Filmer et laisser mourir
On peut imaginer la perplexité de certains spectateurs de l’époque devant un film cherchant à ce point son genre (film d’aventures ou film policier ?), son rythme (manque de nervosité préjudiciable), son registre (cohabitation curieuse d’humour bon enfant — où on règle les différends à « pierre-papier-ciseaux » — et de moments d’épanchement psychologique sommaire) et enfin son discours. Car la propagande bien intentionnée, mais aussi subtile que le prêche d’un maître d’école, pouvait difficilement composer avec une production vouée au divertissement d’évasion formaté. Terence Young en particulier, qui venait d’œuvrer aux débuts en fanfare de la franchise James Bond (Dr No, Bons baisers de Russie et Opération Tonnerre), a poussé le vice de l’homme de métier jusqu’à reprendre quelques recettes de cette même franchise pour Opération opium : Ian Fleming a participé au scénario, « Oddjob » vient jouer les utilités en lançant des couteaux, un agent de l’ONU cache des informations dans une cache secrète de sa semelle de chaussure.
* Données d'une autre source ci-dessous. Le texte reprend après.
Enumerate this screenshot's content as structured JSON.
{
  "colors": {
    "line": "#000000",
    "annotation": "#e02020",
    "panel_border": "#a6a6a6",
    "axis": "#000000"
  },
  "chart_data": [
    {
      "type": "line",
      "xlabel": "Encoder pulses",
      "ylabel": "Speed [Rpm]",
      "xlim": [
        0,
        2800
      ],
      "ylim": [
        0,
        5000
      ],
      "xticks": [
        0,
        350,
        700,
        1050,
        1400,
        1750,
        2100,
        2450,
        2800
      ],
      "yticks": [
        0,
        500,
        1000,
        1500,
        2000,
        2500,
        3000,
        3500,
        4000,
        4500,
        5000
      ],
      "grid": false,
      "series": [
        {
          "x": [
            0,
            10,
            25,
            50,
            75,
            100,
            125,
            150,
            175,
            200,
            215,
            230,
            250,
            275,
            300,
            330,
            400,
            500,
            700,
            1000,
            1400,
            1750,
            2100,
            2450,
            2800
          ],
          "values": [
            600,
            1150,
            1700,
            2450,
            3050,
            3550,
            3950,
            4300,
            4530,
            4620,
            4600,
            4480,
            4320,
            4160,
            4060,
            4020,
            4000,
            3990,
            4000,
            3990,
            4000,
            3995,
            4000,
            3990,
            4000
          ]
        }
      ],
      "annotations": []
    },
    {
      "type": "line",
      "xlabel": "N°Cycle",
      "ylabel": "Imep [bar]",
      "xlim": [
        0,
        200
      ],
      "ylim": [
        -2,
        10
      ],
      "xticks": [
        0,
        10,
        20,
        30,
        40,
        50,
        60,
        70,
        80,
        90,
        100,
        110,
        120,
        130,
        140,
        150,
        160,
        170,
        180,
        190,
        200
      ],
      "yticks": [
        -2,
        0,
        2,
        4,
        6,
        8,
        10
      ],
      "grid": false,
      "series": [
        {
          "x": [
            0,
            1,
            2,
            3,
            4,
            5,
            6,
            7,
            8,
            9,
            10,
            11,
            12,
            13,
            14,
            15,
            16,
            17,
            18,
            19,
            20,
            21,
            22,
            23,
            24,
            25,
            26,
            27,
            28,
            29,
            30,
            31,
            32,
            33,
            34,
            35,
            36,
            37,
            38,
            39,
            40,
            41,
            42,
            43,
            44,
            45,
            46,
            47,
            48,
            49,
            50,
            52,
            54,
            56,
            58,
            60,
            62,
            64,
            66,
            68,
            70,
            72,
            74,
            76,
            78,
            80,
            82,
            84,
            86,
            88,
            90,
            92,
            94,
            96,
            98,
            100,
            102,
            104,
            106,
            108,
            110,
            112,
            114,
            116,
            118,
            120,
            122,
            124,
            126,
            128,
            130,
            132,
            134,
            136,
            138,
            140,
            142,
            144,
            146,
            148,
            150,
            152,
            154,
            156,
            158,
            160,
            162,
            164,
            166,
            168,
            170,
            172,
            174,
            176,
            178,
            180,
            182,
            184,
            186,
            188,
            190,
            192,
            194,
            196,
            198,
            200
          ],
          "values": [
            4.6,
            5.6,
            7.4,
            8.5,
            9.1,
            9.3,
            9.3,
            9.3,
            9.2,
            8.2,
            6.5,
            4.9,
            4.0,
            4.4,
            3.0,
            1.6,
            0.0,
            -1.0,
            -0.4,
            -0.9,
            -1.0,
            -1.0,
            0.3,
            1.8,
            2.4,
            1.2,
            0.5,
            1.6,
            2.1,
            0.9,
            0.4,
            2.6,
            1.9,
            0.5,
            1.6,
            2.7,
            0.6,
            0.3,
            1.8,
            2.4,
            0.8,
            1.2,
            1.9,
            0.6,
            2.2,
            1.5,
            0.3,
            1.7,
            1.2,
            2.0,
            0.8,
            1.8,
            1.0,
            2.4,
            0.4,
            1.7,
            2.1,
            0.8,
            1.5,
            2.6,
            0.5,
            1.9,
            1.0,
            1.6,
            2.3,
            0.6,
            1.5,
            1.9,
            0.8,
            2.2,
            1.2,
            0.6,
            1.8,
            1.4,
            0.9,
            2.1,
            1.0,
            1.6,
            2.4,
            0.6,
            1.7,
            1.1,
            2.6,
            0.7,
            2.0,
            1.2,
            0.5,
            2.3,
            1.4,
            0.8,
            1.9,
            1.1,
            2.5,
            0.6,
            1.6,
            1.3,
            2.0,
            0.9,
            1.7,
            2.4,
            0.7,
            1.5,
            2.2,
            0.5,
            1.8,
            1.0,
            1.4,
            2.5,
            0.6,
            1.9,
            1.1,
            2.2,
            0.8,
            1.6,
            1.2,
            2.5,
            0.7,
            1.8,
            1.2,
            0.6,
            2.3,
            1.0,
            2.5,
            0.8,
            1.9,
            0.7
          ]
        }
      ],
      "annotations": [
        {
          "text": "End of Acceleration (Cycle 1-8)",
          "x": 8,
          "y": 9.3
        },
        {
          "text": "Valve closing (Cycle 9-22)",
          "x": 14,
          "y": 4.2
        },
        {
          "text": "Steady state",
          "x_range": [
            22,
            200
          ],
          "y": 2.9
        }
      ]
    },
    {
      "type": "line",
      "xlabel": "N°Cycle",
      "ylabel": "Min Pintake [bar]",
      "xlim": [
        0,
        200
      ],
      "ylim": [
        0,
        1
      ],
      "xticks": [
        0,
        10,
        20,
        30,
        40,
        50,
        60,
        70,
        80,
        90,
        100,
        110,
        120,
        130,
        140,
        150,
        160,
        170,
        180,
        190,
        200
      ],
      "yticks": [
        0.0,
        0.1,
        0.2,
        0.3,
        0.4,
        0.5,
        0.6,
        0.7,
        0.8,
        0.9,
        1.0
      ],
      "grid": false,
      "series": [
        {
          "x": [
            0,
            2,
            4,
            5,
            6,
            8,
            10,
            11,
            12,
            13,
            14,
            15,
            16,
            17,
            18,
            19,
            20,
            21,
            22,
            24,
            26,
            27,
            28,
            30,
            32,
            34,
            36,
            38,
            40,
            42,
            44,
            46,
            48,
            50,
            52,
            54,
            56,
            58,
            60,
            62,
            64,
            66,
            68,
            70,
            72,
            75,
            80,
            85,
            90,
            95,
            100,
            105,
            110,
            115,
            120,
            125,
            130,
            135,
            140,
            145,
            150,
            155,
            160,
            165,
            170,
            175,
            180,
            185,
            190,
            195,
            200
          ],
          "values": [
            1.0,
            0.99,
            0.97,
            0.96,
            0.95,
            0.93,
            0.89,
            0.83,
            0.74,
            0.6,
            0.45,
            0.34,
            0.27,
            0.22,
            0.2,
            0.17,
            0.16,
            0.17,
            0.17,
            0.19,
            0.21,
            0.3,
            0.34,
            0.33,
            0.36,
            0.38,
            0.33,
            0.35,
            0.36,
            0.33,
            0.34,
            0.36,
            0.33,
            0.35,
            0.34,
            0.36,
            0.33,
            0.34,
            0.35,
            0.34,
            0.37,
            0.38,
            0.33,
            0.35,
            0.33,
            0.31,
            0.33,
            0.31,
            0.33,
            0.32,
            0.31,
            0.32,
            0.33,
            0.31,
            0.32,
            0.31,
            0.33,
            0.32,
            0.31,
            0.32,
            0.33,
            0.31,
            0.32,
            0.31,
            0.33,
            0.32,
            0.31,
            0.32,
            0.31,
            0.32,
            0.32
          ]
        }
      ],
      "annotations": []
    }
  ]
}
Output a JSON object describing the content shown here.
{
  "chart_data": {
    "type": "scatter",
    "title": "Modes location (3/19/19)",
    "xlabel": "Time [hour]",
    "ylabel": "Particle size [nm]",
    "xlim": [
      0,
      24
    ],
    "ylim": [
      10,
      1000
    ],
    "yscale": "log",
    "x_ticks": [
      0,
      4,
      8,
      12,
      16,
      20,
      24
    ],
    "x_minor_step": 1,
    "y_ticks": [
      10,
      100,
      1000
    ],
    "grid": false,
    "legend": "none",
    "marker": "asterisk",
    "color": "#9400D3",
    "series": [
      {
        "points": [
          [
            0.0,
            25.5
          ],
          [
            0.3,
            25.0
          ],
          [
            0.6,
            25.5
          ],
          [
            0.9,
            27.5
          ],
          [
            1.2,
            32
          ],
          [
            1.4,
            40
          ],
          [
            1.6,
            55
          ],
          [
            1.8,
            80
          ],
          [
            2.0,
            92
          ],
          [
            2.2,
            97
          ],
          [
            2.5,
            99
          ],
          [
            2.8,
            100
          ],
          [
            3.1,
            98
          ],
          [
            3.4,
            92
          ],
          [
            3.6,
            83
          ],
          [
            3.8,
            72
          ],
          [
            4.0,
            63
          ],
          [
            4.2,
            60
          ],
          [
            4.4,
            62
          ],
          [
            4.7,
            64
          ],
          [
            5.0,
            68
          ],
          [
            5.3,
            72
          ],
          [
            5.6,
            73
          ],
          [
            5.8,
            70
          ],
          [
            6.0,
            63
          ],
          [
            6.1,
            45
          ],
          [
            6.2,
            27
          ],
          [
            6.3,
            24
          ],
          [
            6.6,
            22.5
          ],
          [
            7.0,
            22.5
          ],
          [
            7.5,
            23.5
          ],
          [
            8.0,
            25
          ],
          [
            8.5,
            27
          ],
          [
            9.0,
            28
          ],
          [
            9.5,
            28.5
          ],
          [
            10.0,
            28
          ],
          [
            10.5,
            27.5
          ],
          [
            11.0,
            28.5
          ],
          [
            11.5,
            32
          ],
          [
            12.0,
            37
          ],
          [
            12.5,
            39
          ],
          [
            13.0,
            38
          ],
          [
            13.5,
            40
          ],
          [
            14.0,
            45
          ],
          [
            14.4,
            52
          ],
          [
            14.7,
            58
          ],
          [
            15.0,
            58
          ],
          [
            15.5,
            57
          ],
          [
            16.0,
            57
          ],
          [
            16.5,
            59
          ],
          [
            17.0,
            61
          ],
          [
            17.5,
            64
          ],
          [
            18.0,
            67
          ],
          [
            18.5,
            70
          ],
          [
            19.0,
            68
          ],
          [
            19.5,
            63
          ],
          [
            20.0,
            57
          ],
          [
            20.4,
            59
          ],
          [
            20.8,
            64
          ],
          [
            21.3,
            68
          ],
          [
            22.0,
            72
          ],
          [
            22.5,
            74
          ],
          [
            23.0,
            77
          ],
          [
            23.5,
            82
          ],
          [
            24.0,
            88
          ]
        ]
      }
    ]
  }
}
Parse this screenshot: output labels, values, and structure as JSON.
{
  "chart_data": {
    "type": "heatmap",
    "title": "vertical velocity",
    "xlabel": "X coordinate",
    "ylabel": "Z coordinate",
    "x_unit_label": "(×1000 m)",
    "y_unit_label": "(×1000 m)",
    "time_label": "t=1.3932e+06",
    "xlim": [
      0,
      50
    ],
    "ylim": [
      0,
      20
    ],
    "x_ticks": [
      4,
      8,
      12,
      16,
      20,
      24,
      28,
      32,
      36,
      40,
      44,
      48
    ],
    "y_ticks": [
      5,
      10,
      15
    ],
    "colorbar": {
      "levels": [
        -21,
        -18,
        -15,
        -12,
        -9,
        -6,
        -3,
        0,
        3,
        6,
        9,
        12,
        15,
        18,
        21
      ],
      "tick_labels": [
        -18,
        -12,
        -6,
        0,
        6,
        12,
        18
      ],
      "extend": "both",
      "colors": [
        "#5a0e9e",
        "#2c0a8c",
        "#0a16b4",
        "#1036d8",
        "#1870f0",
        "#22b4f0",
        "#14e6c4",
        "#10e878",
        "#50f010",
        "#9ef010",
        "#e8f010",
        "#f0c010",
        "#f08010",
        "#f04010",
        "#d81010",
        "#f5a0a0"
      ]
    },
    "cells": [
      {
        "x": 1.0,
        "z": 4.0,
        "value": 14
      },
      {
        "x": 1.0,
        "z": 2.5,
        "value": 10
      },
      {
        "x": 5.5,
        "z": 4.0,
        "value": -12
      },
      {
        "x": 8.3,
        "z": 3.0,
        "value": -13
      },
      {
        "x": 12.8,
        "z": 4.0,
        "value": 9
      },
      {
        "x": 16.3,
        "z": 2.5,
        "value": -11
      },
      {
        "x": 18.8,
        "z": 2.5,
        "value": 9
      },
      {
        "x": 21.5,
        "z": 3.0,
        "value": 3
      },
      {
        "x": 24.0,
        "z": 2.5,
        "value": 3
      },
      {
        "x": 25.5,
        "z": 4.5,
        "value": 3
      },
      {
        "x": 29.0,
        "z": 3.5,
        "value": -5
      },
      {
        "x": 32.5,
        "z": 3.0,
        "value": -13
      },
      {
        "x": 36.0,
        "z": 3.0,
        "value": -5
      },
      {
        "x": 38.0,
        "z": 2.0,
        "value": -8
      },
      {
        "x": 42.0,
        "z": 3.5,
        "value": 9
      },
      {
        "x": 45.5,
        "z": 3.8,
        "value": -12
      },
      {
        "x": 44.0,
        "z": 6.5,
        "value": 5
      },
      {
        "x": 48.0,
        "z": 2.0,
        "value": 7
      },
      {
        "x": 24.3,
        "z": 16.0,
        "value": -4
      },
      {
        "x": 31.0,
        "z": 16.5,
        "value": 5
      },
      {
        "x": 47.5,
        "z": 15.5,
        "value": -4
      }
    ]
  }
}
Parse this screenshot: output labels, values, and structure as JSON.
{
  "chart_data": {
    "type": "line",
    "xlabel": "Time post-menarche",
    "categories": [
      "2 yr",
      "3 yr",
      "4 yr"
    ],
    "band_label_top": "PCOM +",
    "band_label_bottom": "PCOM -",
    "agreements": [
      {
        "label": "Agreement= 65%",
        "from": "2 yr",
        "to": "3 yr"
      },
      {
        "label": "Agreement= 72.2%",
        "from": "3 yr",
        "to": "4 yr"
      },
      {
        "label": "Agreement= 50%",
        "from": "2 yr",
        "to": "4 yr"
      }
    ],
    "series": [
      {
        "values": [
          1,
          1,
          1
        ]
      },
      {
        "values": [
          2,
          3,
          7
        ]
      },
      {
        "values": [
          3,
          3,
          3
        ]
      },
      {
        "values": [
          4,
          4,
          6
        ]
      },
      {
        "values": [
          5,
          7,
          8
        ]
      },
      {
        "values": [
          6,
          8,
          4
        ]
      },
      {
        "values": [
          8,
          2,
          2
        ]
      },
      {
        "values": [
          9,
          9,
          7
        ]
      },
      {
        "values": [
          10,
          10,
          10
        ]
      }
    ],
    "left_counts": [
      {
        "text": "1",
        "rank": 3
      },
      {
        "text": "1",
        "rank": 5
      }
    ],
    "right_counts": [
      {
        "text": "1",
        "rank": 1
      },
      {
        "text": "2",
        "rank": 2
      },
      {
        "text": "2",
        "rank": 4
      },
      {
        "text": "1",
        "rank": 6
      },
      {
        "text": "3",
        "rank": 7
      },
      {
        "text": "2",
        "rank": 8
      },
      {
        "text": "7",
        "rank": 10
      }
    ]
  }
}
C’est ce professionnalisme sec, non dénué de savoir-faire et de ressources techniques, mais sans franc point de vue sur son matériau hétéroclite, qui laisse les deux systématismes (propagande et spectacle) peu propres à la conciliation, et finalement laisse leurs failles s’exposer : le paternalisme publicitaire de l’un (« mais où ira tout cet or ? aux centres de désintoxication »), l’imaginaire mécanisé, comme routinier malgré les échappées proposées par le scénario, de l’autre.
Une seule vraie pointe d’émotion perce de cet assemblage industriel : la vision d’une méconnaissable Rita Hayworth en fin de carrière, interprétant sur un mode fantomatique un personnage de toxicomane bien éloigné de la sensualité de Gilda et de La Dame de Shanghai.